Disentanglement . Another way to create meaningful memory is to take the same embeddings, but when learning to introduce additional criteria that would allow to highlight the “meanings” in them. For example, we want to train a neural network to distinguish the behavior of a person in a store. If we followed the standard path, we would have to make a dozen networks. One is looking for a person, the second determines what he does, his third age, the fourth - gender. A separate logic looks at the part of the store where he does / learns about it. The third determines its trajectory, and so on.
Or, if there were infinitely a lot of data, then it would be possible to train one network for all sorts of outcomes (it is obvious that such an array of data cannot be collected).
The intelligence approach tells us - and let's teach the network so that she can distinguish between concepts. So that she formed an embedding according to the video, where one area would define the action, one is the position on the floor in time, one is the height of a person, and another is his gender. At the same time, when training, I would almost not like to prompt the network with such key concepts, and that she herself singled out and grouped areas.

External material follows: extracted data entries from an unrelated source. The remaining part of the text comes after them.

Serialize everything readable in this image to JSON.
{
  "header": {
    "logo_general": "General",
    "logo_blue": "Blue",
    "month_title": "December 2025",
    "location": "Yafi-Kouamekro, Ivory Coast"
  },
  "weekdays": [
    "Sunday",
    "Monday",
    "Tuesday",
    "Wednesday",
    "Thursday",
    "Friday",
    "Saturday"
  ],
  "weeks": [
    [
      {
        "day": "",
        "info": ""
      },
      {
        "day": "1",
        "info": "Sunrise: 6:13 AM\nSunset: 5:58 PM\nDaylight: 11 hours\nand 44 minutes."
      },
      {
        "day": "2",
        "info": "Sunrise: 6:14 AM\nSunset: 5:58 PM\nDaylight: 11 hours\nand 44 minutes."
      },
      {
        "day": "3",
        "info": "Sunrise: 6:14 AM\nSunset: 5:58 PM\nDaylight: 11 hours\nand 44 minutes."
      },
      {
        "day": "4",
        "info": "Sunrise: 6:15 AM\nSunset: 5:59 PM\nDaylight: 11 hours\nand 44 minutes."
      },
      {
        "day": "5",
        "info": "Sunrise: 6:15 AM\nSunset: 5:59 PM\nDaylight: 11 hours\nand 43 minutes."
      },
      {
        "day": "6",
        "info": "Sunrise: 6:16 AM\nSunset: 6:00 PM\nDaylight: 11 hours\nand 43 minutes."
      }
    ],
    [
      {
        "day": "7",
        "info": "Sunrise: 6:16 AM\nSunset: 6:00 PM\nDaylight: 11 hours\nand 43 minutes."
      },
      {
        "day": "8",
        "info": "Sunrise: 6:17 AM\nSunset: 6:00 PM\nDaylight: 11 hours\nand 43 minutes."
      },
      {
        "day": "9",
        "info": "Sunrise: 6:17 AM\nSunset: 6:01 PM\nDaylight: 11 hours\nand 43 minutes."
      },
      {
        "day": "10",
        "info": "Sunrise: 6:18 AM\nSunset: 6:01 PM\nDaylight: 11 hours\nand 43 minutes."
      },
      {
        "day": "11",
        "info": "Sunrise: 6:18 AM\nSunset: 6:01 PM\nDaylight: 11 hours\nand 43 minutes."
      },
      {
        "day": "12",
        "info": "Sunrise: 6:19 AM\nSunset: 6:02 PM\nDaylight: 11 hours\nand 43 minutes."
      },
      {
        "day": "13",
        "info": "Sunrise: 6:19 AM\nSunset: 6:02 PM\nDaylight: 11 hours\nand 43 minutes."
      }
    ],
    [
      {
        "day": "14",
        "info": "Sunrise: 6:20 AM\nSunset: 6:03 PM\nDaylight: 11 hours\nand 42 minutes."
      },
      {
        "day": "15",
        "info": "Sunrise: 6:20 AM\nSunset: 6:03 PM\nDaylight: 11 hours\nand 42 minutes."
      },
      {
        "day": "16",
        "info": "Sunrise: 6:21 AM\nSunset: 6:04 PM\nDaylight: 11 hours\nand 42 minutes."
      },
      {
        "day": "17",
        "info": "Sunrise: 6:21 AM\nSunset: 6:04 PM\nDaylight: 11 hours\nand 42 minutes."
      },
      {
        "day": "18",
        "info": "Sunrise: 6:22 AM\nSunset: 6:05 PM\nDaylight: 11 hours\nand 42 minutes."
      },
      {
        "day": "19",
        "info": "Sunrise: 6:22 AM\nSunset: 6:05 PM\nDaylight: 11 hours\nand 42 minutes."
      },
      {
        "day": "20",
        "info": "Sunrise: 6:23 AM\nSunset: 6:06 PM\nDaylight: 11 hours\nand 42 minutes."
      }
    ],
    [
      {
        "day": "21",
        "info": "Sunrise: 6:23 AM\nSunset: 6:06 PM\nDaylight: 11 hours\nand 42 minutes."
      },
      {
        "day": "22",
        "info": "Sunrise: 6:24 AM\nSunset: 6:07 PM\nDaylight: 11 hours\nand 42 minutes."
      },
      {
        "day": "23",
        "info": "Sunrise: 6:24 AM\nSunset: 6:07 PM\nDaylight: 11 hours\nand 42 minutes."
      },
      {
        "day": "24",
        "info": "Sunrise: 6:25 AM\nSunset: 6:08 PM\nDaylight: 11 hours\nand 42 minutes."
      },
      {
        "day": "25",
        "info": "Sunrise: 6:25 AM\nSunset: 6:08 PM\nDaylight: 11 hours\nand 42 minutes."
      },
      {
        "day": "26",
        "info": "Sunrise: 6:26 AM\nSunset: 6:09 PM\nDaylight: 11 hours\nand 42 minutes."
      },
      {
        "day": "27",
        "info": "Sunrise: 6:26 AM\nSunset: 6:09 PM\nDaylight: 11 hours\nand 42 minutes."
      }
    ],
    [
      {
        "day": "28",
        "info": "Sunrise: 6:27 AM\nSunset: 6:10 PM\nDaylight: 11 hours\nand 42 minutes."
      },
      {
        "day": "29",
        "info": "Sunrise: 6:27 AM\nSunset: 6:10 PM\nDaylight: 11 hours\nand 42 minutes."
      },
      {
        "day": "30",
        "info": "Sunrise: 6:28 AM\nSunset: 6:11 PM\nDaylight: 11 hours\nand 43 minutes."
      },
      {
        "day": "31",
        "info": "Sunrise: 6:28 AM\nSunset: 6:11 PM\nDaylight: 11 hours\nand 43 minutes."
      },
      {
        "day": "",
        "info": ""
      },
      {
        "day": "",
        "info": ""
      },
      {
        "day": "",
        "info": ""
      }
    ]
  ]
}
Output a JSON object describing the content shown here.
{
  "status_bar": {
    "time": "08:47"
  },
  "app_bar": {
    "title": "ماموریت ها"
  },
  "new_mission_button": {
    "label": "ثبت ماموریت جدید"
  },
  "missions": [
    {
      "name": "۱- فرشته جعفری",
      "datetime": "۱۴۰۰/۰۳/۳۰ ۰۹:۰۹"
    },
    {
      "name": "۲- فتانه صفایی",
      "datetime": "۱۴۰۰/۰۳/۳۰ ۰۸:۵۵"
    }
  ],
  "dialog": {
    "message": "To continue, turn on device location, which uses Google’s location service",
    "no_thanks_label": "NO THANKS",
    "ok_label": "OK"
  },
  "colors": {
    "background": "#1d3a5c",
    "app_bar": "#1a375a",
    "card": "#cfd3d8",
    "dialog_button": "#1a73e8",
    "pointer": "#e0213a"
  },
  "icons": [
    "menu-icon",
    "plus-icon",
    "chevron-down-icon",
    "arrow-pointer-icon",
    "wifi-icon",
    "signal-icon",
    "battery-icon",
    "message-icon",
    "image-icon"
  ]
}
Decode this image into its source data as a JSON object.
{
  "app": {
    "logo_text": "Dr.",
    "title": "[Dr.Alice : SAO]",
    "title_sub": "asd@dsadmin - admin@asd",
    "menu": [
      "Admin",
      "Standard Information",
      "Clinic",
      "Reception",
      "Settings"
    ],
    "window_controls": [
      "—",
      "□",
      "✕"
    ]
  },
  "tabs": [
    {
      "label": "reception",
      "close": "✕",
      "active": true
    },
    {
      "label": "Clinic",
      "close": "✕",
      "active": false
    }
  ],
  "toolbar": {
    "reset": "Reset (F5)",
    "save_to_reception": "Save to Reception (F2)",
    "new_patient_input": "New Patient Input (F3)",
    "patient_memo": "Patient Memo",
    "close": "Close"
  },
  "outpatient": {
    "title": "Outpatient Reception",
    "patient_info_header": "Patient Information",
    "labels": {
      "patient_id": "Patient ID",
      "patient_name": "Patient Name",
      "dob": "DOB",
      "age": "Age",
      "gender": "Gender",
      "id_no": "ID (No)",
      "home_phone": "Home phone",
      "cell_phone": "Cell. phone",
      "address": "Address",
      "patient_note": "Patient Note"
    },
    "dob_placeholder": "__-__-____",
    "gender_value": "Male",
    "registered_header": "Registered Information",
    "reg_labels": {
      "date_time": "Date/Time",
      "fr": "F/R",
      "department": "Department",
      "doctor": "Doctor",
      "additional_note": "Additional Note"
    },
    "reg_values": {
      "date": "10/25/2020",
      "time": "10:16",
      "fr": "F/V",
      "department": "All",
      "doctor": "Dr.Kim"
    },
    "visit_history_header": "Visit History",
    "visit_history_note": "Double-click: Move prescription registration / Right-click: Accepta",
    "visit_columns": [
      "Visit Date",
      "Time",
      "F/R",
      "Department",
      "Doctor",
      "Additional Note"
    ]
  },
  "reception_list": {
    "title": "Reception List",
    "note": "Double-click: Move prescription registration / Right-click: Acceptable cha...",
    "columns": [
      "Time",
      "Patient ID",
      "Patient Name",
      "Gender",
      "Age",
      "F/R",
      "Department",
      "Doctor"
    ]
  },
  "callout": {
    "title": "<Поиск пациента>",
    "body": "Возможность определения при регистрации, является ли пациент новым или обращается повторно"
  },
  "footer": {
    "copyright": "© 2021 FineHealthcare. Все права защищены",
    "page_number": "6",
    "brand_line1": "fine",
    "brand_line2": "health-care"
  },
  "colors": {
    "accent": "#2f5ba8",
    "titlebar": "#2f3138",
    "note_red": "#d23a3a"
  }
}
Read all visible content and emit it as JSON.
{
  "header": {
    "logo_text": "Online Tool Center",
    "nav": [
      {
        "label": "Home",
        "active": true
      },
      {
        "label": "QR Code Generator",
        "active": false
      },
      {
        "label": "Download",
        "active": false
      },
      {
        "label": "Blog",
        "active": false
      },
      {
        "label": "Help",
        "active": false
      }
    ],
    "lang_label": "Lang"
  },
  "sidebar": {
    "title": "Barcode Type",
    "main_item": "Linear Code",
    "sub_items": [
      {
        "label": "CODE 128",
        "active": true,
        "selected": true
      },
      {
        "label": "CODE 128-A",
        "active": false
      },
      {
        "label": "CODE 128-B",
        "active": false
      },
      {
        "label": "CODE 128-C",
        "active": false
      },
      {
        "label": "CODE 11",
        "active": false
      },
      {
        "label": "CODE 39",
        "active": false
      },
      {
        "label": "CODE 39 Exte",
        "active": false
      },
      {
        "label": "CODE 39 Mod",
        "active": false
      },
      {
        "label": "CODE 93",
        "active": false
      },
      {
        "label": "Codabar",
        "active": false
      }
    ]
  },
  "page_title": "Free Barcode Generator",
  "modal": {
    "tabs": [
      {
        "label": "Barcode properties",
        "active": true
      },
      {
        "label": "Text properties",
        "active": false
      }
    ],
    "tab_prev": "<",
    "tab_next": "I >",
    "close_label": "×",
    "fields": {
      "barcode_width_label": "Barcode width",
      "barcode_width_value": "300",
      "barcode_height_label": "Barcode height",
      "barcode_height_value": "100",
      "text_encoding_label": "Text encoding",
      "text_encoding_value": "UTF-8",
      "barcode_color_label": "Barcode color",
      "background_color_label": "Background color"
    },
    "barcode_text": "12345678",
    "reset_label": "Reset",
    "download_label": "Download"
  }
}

There are quite a few such articles (some of them are 1 , 2 , 3 ) and, in general, they are quite theoretical.
But this direction, at least theoretically, should close the problems listed at the beginning.
Image decomposition according to the parameters “color of walls / color of floor / shape of object / color of object / itd”
Decomposition of the face by the parameters “size, eyebrows, orientation, skin color, etc.”
Other
There are many other, not so much global, directions that allow you to somehow reduce the database, work with more heterogeneous data, etc.
Attention . It probably does not make sense to single it out as a separate method. Just an approach that enhances others. He is devoted to many articles ( 1 , 2 , 3 ). The meaning of Attention is to enhance the response of the network to significant objects during training. Often some external target designation, or a small external network.
3D simulation . If you make a good 3D engine, then they can often close 90% of the training data (I even saw an example when almost 99% of the data was closed with a good engine). There are many ideas and hacks on how to make a network trained on a 3D engine to work on real data (Fine tuning, style transfer, etc.). But it is often to make a good engine - several orders of magnitude more difficult than typing data. Examples when making engines: Learning robots ( google , braingarden ) Learning to recognize products in the store (but in two projects that we did - we quietly did without it). Training in Tesla (again, the video that was higher).
findings
The whole article is in some sense conclusions. Probably the main message I wanted to make was “the freebie is over, the neurons do not provide more simple solutions”. Now it is necessary to work hard building complex decisions. Or work hard doing complex scientific research.
In general, the topic is debatable. Maybe readers have more interesting examples?